Cowley S. (2014) The Integration Problem: Interlacing Language, Action and Perception. Cybernetics & Human Knowing 21(1–2): 53–65. https://cepa.info/3415
Human thinking uses other peoples’ experience. While often pictured as computation or based on the workings of a language-system in the mind or brain, the evidence suggests alternatives to representationalism. In terms proposed here, embodiment is interlaced with wordings as people tackle the integration problem. Using a case study, the paper shows how a young man uses external resources in an experimental task. He grasps a well-defined problem by using material resources, talking about his doings and switching roles and procedures. Attentional skills enable him to act as an air cadet who, among other things, connects action, leadership and logic. Airforce practices prompt him to draw timeously on non-local resources as, using impersonal experience, he interlaces language, action and perception. He connects the cultural and the metabolic in cognitive work as he finds a way to completion of the task.
Recognition of the importance of autopoiesis to biological systems was crucial in building an alternative to the classic view of cognitive science. However, concepts like structural coupling and autonomy are not strong enough to throw light on language and human problem solving.
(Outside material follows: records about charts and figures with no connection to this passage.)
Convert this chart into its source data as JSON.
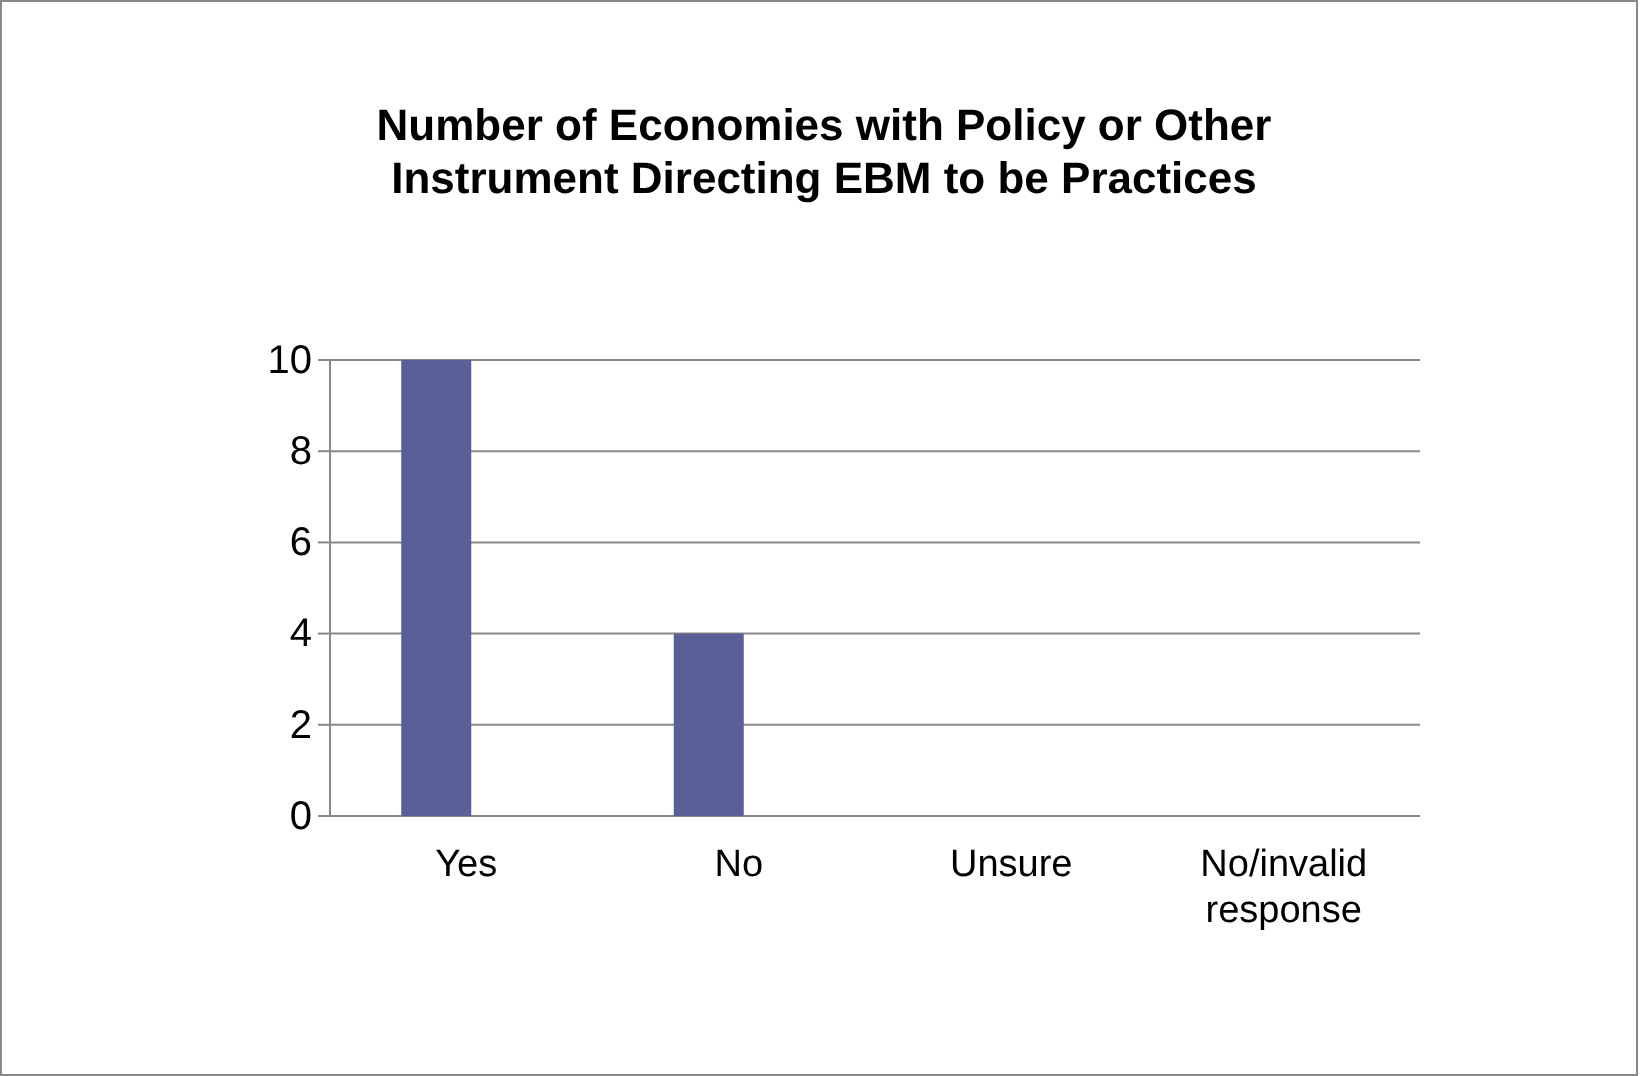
{
  "chart_data": {
    "type": "bar",
    "title": "Number of Economies with Policy or Other Instrument Directing EBM to be Practices",
    "categories": [
      "Yes",
      "No",
      "Unsure",
      "No/invalid response"
    ],
    "values": [
      10,
      4,
      0,
      0
    ],
    "color": "#5b5f98",
    "ylim": [
      0,
      10
    ],
    "yticks": [
      0,
      2,
      4,
      6,
      8,
      10
    ],
    "grid": "y"
  }
}
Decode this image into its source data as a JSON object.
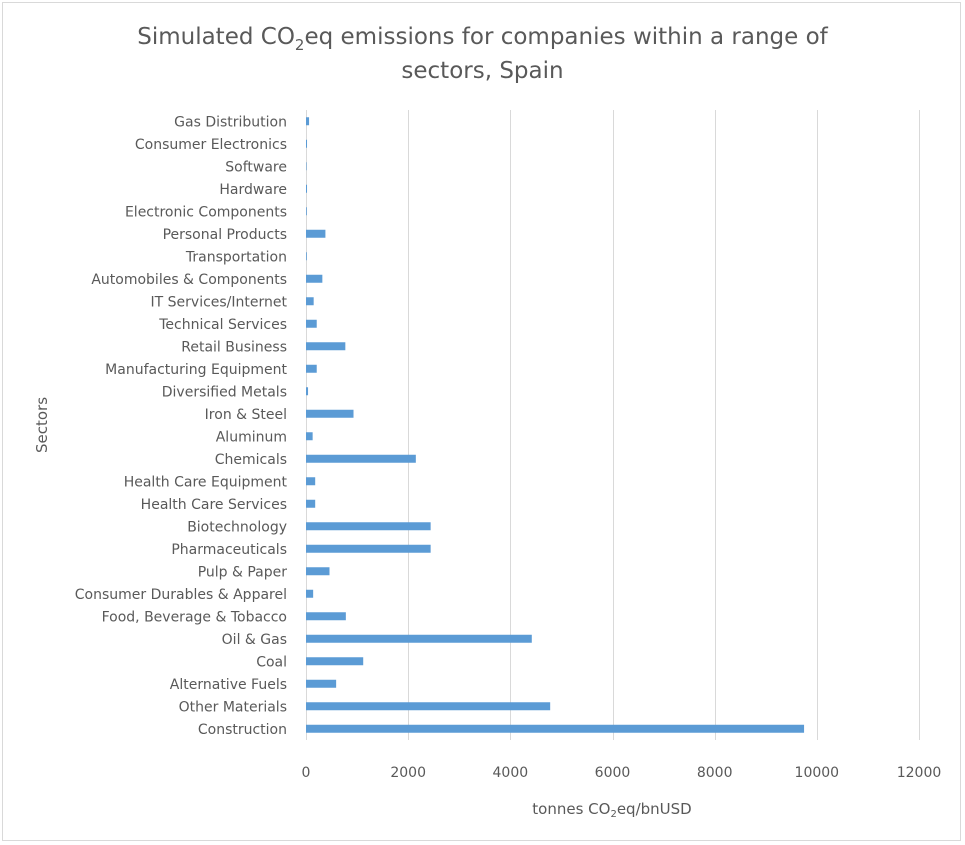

The argument is presented though a case study where a person solves a problem and, in so doing relies on non-local aspects of the ecology as well as his observer’s mental domain. Like Anthony Chemero we make links with ecological psychology to emphasize how embodiment draws on cultural resources as people concert thinking, action and perception. We trace this to human interactivity or sense-saturated coordination that renders possible language and human forms of cognition: it links human sense-making to historical experience. People play roles with natural and cultural artifacts as they act, animate groups and live through relationships drawing on language that is, at once, artificial and natural. Thus, while constrained by wordings, interactivity is able to fine-tune what we do with action-perception loops. Neither language nor human problem solving reduce to biological sense-making.